TRADITIONELLE CHINESISCHE MEDIZIN

Die Traditionelle Chinesische Medizin (TCM) ist ein medizinisches System, dessen Wurzeln über 2000 Jahre zurück reichen und das sich ständig weiter entwickelt und zunehmend weltweit etabliert. Die sogenannten fünf Säulen der TCM bilden ein umfassendes Behandlungssystem, mit denen alle Energieebenen des Menschen – Körper, Geist und Seele – beeinflusst werden.

Die fünf Säulen bzw. fünf Behandlungsverfahren:

  • Akupunktur
  • Arzneimittel (Heilkräuter)
  • Tuina-Therapie und Akupressur (manuelle chinesische Therapie)
  • Ernährungslehre
  • Qi Gong/Tai Qi und Beratung in gesundheitsfördernder Lebensführung

Diese Verfahren gehen auf Grundlagen aus der Han-Dynastie (206 v. Chr. – 220 n. Chr.) zurück.

Nicht jeder TCM-Arzt in China hatte in vergangenen Zeiten die Gelegenheit, eine Schule zu besuchen. Die Menschen waren arm und das Land war sehr gross, reisen konnten nur wenige. So wurde das Wissen traditionell innerhalb der Familie gelehrt und von Generation zu Generation weitergegeben und weiterentwickelt. Diese Überlieferungen wurden lange Zeit als Familiengeheimnisse streng behütet.

So sind über die Jahrhunderte viele verschiedene Lehren, Techniken und Behandlungsstrategien entstanden, die erst in jüngerer Zeit der Öffentlichkeit zugänglich wurden.

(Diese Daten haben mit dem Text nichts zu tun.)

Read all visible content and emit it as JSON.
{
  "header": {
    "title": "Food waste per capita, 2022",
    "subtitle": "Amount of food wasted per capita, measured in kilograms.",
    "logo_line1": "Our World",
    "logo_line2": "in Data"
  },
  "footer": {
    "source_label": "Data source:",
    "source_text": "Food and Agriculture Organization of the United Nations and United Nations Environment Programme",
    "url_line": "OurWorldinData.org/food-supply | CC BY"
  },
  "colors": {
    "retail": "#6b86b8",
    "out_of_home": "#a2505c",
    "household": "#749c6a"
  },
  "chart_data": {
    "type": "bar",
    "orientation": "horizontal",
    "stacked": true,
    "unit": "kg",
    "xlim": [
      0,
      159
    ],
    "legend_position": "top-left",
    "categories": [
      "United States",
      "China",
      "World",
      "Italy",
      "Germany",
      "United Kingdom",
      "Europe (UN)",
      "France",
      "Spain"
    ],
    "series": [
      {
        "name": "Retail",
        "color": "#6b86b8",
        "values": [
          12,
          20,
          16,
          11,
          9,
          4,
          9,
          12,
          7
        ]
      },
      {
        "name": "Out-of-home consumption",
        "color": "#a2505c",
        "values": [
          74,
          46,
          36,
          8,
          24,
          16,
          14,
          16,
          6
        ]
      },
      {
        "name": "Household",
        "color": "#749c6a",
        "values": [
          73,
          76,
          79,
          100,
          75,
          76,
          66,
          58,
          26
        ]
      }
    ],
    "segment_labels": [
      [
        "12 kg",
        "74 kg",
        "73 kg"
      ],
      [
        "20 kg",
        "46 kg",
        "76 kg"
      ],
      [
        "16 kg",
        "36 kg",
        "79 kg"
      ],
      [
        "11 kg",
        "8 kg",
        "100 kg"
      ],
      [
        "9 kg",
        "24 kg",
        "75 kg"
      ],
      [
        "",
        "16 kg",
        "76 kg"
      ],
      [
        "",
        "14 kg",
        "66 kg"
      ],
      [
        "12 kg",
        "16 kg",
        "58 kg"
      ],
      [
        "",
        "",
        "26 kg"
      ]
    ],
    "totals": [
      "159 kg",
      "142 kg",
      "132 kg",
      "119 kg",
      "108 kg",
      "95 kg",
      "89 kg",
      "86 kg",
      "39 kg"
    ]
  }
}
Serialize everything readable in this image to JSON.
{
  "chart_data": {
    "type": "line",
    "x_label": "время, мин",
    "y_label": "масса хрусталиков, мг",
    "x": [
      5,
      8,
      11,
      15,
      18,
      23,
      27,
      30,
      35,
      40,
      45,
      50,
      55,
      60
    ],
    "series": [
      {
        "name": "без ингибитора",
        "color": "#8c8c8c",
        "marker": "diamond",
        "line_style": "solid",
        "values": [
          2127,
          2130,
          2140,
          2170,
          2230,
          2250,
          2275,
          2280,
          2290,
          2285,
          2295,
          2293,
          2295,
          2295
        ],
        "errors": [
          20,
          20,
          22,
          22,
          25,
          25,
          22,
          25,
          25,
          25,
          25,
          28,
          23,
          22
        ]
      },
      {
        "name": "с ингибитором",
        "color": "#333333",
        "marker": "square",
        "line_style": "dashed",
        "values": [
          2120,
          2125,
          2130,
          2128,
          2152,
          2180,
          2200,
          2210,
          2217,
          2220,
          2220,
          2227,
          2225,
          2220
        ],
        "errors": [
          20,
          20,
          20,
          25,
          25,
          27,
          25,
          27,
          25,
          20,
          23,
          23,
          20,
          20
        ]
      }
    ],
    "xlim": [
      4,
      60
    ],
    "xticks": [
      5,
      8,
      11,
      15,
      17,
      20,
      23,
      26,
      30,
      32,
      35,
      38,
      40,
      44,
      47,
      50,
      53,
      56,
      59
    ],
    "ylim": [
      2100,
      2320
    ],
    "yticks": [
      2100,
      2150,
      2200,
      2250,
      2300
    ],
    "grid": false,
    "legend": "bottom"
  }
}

Im Vergleich zu den Lehren an den Universitäten sind die traditionellen Überlieferungen weniger standardisiert und haben mehr spirituelle Elemente beibehalten.

Interessierte TCM-Therapeuten haben heute die Möglichkeit, in verschiedenen Ländern Meister für spezielle Lehren zu finden und entsprechend der eigenen Vorlieben diese Lehren zu vertiefen. Die Arbeitsweise der TCM-Therapeuten kann sich demzufolge von Therapeut zu Therapeut sehr unterscheiden.